A spineless Israeli government is thus leading the country day by day down a slippery slope to the next Palestinian uprising (Intifada).

It is no coincidence that these circumstances are strongly reminiscent of the situation which produced the suicide-powered Palestinian uprising of 2000, because it happened during Ehud Barak's brief stint as prime minister. Then too, he instructed Israeli soldiers not to shoot straight at Palestinian positions but dip their guns and aim at the foreground. This of course did not put Yasser Arafat off and went right ahead to blow up buses, markets and cafes across Israel's cities, a hellish experience lasting two years.

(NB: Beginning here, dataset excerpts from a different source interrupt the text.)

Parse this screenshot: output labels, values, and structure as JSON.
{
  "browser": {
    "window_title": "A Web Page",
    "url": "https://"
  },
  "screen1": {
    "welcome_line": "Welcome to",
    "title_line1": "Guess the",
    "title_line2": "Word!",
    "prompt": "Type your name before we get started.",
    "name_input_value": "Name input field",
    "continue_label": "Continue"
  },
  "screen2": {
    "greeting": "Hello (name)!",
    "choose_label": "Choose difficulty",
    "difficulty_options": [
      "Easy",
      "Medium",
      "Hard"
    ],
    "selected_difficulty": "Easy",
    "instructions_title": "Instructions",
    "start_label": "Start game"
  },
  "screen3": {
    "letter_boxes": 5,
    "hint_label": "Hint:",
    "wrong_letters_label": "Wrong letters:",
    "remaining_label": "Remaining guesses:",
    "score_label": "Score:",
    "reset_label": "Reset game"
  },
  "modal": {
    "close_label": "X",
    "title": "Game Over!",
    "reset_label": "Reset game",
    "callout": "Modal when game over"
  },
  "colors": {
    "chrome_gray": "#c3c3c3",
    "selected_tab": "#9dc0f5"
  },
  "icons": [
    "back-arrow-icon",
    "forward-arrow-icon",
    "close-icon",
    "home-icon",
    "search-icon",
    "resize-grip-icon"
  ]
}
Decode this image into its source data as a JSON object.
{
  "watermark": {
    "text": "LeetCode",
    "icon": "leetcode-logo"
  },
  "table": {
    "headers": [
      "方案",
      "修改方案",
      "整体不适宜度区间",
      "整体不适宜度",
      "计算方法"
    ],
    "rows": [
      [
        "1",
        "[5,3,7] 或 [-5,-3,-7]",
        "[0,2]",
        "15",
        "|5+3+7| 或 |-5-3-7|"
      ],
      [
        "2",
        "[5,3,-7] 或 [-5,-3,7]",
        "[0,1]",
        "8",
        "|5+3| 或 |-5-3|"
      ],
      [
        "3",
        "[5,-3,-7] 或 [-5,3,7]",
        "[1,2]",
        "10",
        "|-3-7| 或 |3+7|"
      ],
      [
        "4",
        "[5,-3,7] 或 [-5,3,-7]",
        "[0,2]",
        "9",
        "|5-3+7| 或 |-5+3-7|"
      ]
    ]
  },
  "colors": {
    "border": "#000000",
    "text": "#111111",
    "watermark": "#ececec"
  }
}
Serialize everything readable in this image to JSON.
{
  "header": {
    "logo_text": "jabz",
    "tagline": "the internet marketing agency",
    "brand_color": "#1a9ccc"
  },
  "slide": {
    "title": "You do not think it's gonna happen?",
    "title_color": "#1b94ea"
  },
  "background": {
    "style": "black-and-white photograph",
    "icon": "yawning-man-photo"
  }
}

Barak did not last long as prime minister; popular frustration with his passivity was expressed in a vote for his ouster from power.
But he has not changed.

This Monday, shortly before a Palestinian from Nablus set about him among Israelis with a knife after running them down in a stolen cab, a "senior defensive official" stated in a briefing to foreign correspondents that Israel would not be able to halt Iran's quest for atomic weapons by a single attack.

Declining to be identified, he said: "We're not talking about Iraq or Syria where one strike would derail a program" - a reference to Israel's 1981 air strikes that destroyed Iraq's nuclear reactor and Syria's plutonic plant in 2007. 

He concluded that the US stood a better chance than Israel of forcing Iran to change its mind about a nuclear weapon. "With all respect to Israel – the greatest fear of the [Iranian] regime is the USA."

The admission that the Iranians fear American military strength - but not Israel's – is tantamount to a formal acknowledgement that Israel has lost its military deterrence.
Binyamin Netanyahu and his right-of-center Likud have much to answer for.

A pledge to eradicate Iran's military nuclear program topped their election platform two and a half years ago. Since forming a broad coalition government in 2009, he has not lifted a finger to promote that objective or stem Iranian expansion across the Middle East and its boosts in arms and funding for Israel's terrorist enemies.

Netanyahu seems to be satisfied with passing the buck to America, knowing perfectly well that President Barack Obama has no intention of picking it up. The Netanyahu-Barack duo have opted for the same passive approach to Palestinian terror – as though that too is someone else's business.